Kogler: Wir messen den polizeilichen Erfolg nicht daran, wie viele Personen tatsächlich in U-Haft genommen werden und wie lange sie bleiben. Viel entscheidender ist die Frage: Können wir durch derartige Aktionen auch Netzwerke zerstören? Und: Wir sind davon überzeugt, den Hauptverdächtigen nachweisen zu können, dass sie eine Vielzahl an Personen rekrutiert haben für den Dschihad. Das wurde dadurch nachhaltig unterbunden.

"Krone":In Frankreich waren 90.000 Polizisten im Einsatz. Wie viele wären es in Österreich im Ernstfall?
Kogler: Ich lasse mich ganz bewusst auf keine Zahl ein...

Das Wörtchen "bescheiden" hat den Chef von 30.000 Sicherheitsbeamten offenbar in seiner Polizisten-Ehre gekränkt. Er kommt noch einmal auf die Razzia zu sprechen und holt zu einem Grundsatz-Statement aus.

Kogler: Eines ist mir schon sehr wichtig. Ich bin jetzt doch schon einige Jahre Polizist. Wissen Sie, was ich noch nie erlebt habe? Dass die Polizei die richtige Anzahl an Beamten eingesetzt hat. Wenn etwas passiert, dann waren es zu wenige, wenn nichts passiert oder es nur sehr ruhig und hochpräzise abläuft, dann waren es zu viele.

"Krone":Anfang Februar wird es die erste Pegida-Kundgebung (Anm. Patriotische Europäer gegen die Islamisierung des Abendlandes) in Wien geben. Ist das ein großes Gefahrenpotenzial?
Kogler: Pegida sind wie Hogesa - Hooligans gegen Salafisten - eine Gefahr. Wir sehen einfach, dass sich die Gesellschaft radikaliiesen Bewegungen im Gespräch zu bleiben. Nur wenn die Menschen kommunizieren und mit ihren Anliegen auch gehört werden, können wir die radikalen Spitzen neutralisieren. Gerade im Fußball sind die Fanclubs sehr oft von Gewaltbereiten unterwandert worden. Dann sind wir mit szenekundigen Beamten genau in diese Clubs hineingegangen und haben die, die Interesse an Fußball haben, von denen, die Randale provozieren wollen, getrennt. Wo jemand die demokratische Ordnung überschreitet, gibt es null Toleranz. Aber gleichzeitig ist auch das Recht auf freie Meinungsäußerung zu schützen.

"Krone":Auf einer Skala von 1 bis 10: Wie sicher kann man sich in Österreich angesichts der islamistischen Szene fühlen?
Kogler: Da sag' ich jetzt 10.

"Krone":Warum so überzeugt?
Kogler: Weil trotz des Phänomens der Radikalisierung in Österreich bis dato noch nichts passiert ist. Ich messe das Sicherheitsgefühl persönlich daran, dass es keinen Platz gibt, wo ich nicht zu jeder Tages- und Nachtzeit mit meinen Kindern hingehen würde. Österreich ist also noch immer ein sicheres Land.

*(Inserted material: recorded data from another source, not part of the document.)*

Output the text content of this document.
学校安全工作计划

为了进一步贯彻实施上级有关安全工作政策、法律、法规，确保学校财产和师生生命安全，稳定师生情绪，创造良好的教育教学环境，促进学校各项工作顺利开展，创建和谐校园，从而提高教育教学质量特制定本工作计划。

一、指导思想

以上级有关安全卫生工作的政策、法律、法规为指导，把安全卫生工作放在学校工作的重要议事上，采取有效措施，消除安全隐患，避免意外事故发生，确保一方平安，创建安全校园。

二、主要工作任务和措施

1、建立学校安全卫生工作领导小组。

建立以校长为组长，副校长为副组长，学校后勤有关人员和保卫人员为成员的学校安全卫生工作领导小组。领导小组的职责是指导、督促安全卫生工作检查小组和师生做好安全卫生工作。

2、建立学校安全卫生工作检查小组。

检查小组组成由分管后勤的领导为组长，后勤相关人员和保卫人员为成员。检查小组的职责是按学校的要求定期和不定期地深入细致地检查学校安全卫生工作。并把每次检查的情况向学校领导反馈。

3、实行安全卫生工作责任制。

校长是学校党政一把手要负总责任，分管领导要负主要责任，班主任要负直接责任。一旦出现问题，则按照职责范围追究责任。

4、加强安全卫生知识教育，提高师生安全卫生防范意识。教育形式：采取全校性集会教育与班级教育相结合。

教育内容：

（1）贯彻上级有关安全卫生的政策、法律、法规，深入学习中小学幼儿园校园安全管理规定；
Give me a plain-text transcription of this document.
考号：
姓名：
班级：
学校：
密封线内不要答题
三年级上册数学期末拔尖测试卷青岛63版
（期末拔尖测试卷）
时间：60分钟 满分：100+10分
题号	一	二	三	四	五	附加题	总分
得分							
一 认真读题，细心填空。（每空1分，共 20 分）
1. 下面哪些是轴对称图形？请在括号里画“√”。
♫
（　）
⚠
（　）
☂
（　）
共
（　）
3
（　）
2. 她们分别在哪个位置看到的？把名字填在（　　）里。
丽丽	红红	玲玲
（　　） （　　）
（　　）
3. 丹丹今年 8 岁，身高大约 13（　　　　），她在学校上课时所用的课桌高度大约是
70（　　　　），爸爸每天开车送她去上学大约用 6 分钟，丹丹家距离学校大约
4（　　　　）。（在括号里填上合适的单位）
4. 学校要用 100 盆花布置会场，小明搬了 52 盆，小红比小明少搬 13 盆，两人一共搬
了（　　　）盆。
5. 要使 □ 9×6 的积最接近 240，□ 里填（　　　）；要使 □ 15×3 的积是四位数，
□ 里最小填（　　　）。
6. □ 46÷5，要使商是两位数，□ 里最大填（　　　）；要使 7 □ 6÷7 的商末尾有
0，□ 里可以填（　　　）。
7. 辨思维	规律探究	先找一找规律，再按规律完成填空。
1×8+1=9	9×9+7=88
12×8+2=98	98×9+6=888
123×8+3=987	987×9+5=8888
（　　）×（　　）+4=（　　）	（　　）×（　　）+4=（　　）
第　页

"Krone":Ist Ihr Büro eigentlich abhörsicher?
Kogler: Ja und nein. Ja, weil es hier keine Wanzen oder Ähnliches gibt. Das wird regelmäßig überprüft. Nein, weil Sie heute mit entsprechender Technologie jeden Ton von der Fensterscheibe runterholen können. So ein Angriff wäre aber sinnlos, weil der Inhalt unseres Gesprächs ja ohnehin am Sonntag in der Zeitung steht.

Zwei Stunden nach unserem Gespräch gehen die Anschläge in Paris blutig zu Ende. Die drei Terroristen sind tot, aber auch vier Geiseln haben den Wahnsinn mit dem Leben bezahlt. "Österreich ist noch immer ein sicheres Land", höre ich den obersten Polizisten des Landes sagen. Hoffentlich behält er Recht.

Konrad Koglers Karriere
Geboren am 3. Oktober 1964 in St. Lorenzen am Wechsel. Kogler beginnt seine Laufbahn 1989 als Inspektor bei der Wiener Polizei. 2002 wird er Bezirksgendarmeriekommandant in Neusiedl am See, stellvertretender burgenländischer Landespolizeikommandant, schließlich General und Gruppenleiter für Organisation, Dienstbetrieb und Einsatz im Innenministerium. Seit 1. Jänner 2013 ist der Steirer Generaldirektor für die öffentliche Sicherheit und somit ranghöchster Polizist Österreichs. Privat ist er passionierter Segler. Seit 2009 verheiratet mit Barbara, einer Lehrerin. Das Paar hat vier Kinder (Jakob ist 11, Jonathan 7, Sarah 5, Franziska bald 2 Jahre alt).